Growth rises with hospitality leasing

Rents rose in February as U.S. economic activity increased with cases of gradual declining Covid-19s and the rollout of vaccines hoping for more growth.

The Department of Labor reported on Friday that non-farming salaries had risen by 379,000 for the month and that unemployment had fallen to 6.2%. This is compared to the expectations of 210 000 new jobs and the unemployment rate is stable from the 6.3% in January.

An alternative measure of unemployment involving discouraged workers and those involving part-time work for economic reasons was unchanged at 11.1%.

“Today’s work report gives an extremely positive tone as we move to warmer months and accelerate the pace of COVID-19 vaccinations,” said Tony Bedikian, head of global markets at Citizens Bank. “While the labor market still has a lot of ground to make up, we are in a different place than we were a year ago, and it looks like the economy is ready for a strong setback.”

Nearly all of the profits come from the battered leisure and hospitality sector, which saw an increase of 355,000 amid a easing of restaurant restrictions in some areas. Bars and restaurants found 286,000 jobs while the hotel-related 36,000 were hired, and 33,000 businesses for entertainment, gambling and leisure.

Despite the gains, the industry is still short of 3.5 million from its employment level of a year ago, just before the worst of the pandemic. The increase in rents brought the unemployment rate for the sector down to 13.5% from 15.9% a month ago; in the subsector accommodation and food services, its unemployment rate fell to 12.7% from 15.3%.

“We see great opportunities in the service sectors,” said Amy Glaser, senior vice president at Adecco National Personnel Office. ‘We expect the weather to get warmer [hospitality] sector will begin to explode in the next eight to twelve weeks. ‘

The stock market futures market rose sharply following the report, with the Dow industrials pointing to a 235-point gain on the open. Government bond yields were also higher.

Friday’s report showed that leasing in January was also stronger than initially indicated, with the month’s increase to 166,000 from 49,000. However, the December score was revised lower from a loss of 227,000 to a drop of 306,000.

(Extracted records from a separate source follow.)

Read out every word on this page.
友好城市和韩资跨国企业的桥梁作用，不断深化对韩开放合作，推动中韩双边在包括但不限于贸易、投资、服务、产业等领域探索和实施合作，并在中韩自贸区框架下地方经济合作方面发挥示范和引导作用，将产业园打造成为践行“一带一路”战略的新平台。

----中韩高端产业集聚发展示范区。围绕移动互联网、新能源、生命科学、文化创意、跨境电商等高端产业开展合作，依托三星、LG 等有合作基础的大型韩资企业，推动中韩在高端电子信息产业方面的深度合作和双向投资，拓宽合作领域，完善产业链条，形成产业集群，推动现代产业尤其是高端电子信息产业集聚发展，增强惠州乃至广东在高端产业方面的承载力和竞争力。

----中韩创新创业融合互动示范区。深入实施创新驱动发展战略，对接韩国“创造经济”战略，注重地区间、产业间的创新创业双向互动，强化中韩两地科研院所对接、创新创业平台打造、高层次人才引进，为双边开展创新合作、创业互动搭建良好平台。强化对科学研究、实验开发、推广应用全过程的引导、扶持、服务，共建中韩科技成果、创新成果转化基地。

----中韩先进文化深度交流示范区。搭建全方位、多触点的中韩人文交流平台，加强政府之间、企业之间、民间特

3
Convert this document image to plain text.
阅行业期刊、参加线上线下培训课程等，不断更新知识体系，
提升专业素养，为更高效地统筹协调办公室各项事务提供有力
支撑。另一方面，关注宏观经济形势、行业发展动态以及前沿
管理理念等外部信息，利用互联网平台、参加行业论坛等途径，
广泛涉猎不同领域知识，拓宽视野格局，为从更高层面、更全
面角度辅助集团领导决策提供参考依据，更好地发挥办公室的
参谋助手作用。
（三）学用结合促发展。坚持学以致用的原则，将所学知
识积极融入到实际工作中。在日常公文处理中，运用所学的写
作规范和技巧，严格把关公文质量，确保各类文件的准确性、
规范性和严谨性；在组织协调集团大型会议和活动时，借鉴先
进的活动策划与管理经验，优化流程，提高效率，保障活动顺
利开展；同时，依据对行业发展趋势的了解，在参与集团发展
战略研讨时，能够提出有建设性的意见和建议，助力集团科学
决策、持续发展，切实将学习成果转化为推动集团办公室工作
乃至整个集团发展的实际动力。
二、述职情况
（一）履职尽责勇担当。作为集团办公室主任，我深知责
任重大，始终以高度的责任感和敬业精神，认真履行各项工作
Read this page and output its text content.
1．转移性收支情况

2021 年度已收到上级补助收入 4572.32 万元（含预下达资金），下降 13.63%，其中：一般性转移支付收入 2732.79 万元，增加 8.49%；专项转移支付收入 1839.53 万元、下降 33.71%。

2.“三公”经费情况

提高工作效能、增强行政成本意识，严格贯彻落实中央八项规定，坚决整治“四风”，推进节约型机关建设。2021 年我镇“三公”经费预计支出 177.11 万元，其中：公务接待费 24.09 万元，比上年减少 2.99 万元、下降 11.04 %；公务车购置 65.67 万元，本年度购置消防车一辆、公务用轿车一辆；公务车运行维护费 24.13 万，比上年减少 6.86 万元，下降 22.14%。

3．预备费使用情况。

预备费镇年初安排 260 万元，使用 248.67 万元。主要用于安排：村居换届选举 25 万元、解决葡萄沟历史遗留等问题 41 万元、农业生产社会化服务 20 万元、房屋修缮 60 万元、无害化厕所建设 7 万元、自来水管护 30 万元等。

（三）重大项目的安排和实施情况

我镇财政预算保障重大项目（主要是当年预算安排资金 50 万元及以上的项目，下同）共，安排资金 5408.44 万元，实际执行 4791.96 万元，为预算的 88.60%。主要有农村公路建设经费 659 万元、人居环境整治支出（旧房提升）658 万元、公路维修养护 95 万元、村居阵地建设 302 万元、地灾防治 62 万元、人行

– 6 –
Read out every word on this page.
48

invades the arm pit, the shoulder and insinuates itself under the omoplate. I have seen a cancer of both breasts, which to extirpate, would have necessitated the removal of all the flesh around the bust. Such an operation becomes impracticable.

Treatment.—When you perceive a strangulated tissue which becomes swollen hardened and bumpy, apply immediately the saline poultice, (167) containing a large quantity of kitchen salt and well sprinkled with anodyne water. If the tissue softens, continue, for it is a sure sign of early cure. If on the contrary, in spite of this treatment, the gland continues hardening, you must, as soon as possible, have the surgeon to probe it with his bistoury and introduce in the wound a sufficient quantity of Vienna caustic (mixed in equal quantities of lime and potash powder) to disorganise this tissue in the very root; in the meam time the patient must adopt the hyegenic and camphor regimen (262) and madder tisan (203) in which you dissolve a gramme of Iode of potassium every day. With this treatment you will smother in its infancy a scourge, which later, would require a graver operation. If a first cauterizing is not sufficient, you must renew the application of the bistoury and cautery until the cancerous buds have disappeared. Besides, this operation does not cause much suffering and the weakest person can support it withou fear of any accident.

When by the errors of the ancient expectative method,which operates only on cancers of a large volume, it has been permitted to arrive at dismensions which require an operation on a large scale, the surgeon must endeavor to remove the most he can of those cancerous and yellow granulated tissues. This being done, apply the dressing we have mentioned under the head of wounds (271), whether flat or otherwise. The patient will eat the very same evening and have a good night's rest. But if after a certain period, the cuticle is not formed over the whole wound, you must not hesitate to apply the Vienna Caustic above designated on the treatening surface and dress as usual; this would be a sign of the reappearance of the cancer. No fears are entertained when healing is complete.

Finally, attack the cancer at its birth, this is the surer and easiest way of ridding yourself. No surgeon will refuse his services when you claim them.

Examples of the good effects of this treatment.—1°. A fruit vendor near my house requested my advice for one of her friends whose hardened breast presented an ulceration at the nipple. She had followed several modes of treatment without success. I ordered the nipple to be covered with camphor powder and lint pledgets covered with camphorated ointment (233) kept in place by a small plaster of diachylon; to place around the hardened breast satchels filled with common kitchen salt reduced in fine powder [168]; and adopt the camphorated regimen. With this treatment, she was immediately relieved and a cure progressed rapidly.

Healthcare work in February rose by 46,000, while retail added 41,000. Production also showed an increase of 21,000.

Several sectors suffered losses.

Local and public education jobs fell by a combined 69,000, while construction declined by 61,000 and mining lost 8,000.

In total, there were another 8.5 million Americans employed in February compared to a year ago, a total that had fallen only slightly since January. The size of the workforce increased by 50,000, but labor force participation rose to 61.4%, 1.9 percentage points lower than a year ago.

The average working week also decreased during the month, dropping 0.3 hours to 34.6 hours.

Employment growth slowed at the end of 2020 amid an increase in business and the renewed strike by the government during the winter. Yet most economic indicators continued to rise, and GDP growth in the first quarter is expected to meet previous expectations for a flat or only slightly better environment.

Federal Reserve officials have been closely monitoring the number of jobs, not only for overall growth in the payroll and a decline in the unemployment rate, but also for the extent of job recovery. The central bank has promised not to raise interest rates until it sees profits spread across income, gender and race, even if that means you have to risk higher inflation.

There was bad news in February: the unemployment rate for Blacks rose to 9.9% from 9.2% a month ago. The rate for Hispanics dropped to 8.5% from 8.6%, while the rate for Asians dropped to 5.1% from 6.6%.

Fed Chairman Jerome Powell on Thursday reiterated the central bank’s position, saying he did not anticipate that the US economy would meet the central bank’s targets this year.

Despite February’s overall increase in jobs, the labor market can still heal for a long time, with millions of workers displaced by the pandemic still looking for work. Recent indicators show that the postal appointment is still increasing, but at a rate much lower than is necessary for a complete recovery.